Tail Water Streams
Tail water streams are found below dams and their water source flows from the reservoir. The outlet comes from controlled head gates which release water out from the bottom of the dam; as a result, the most dense and coldest water is released. It is typically around 39-40°F. At flood times, water can be released over the dam’s safety spillway. This water is derived from the reservoir, and contains the warmest, least dense water. Occasionally a reservoir is designed to purposely release water from any of its depths. For example, Utah’s Flaming Gorge regulates its outlet flows by adjustable baffles set to expel more favorably temperatured water. Its outlet, the Green River, is optimally controlled to provide water temperatures most suited for aquatic life. The Green River is more like a large spring creek in that its flow is optimal for fish growth. This good fortune has made it a highly productive fishery, although most other tail waters are not so lucky.

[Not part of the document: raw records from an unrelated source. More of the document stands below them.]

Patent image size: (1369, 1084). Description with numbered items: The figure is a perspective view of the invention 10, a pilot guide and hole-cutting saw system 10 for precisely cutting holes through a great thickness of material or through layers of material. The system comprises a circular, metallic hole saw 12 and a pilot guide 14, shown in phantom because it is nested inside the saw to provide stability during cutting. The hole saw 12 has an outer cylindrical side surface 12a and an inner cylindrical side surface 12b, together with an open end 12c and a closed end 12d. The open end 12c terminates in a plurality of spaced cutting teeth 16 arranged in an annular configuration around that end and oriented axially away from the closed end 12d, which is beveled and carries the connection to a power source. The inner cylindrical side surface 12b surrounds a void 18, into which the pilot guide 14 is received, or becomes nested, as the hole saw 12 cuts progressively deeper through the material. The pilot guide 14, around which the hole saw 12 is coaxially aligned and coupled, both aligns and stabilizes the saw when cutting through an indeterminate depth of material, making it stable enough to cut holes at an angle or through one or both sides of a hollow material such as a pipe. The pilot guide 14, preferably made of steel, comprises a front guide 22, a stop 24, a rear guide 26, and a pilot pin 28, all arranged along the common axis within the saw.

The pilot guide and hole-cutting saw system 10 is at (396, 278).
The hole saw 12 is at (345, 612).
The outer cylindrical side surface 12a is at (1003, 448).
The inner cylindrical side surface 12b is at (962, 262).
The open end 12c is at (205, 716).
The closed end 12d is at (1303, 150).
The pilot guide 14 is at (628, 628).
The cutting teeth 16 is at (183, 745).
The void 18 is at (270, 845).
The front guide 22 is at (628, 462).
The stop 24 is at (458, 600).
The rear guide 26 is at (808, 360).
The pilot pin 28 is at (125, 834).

The basic problem of most tail waters is that below their dams they are just too cold for optimal fish growth. Conditions can become more favorable the farther downstream you travel from the dam’s head gates. The ambient temperature warms the chilly flows.

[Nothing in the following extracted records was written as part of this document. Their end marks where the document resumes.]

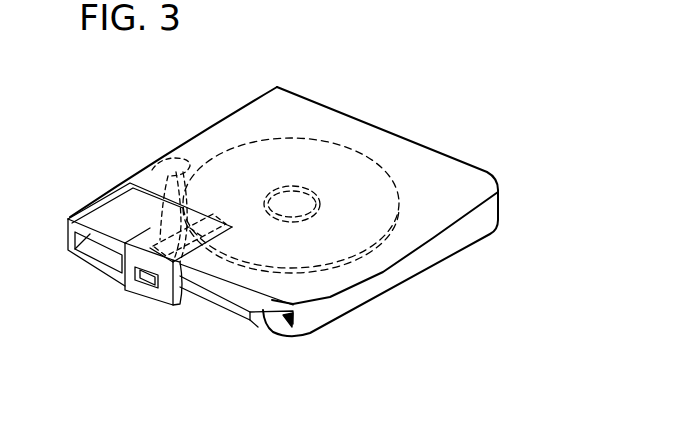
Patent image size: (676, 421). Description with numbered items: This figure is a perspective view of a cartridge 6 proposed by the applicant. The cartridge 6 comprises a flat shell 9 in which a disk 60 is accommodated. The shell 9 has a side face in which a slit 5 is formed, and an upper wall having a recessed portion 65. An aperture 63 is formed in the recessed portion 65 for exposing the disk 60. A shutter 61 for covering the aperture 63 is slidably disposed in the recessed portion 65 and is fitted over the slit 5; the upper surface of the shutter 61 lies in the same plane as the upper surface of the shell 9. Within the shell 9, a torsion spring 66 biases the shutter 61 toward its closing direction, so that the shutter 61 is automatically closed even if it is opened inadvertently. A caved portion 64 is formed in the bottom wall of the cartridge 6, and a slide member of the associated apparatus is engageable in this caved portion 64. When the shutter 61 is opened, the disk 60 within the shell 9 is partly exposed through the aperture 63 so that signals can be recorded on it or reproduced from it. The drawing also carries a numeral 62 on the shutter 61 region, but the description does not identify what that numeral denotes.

The slit 5 is at (259, 298).
The cartridge 6 is at (478, 125).
The shell 9 is at (428, 162).
The disk 60 is at (349, 167).
The shutter 61 is at (166, 295).
The slot 62 is at (146, 284).
The aperture 63 is at (182, 265).
The caved portion 64 is at (258, 324).
The recessed portion 65 is at (113, 188).
The torsion spring 66 is at (176, 158).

Dams are built for three general proposes: hydropower productions, irrigation and culinary storage, and flood control. Each of these dams has unique features.
Hydropower dams can be subject to daily variances in outlet flows. At peak electricity use times, more flow is released to generate power. This causes both a sudden temperature variation and flow alteration which can frustrate fishermen.
Irrigation dams are characterized by peak seasonal flows during the agriculture growing season and diminished flows during storage times. This results in prominent summer flows; summer channels may be left high and dry in the winter. These wide fluctuations support marginal fish habitat.
The dams built for flood control may be better suited for fish because they provide stable year round flows. During the winter months, water is released to make room for anticipated springtime flood storage capacity. This stable flow provides better fish habitat. The big plus in some tail waters is that they have created trout habitat where it didn’t previously exist. Some of the better tail waters can simulate spring creeks. They have ideal flow volumes and stable temperatures. They are sheltered from high water erosion and they can cultivate rooted aquatic plants. These tail waters enjoy an abundance of plants, insects, and fish. The problem with tail waters is that not all are created equally, and only some support great habitat.
When I fish a freestone stream I can cover miles of it in a single day, making it a long walk back to the truck. On the other hand, I usually fish a much shorter stretch of a spring creek. The fly patterns, sizes, line weights, tippets, and rod actions vary somewhat for each stream type.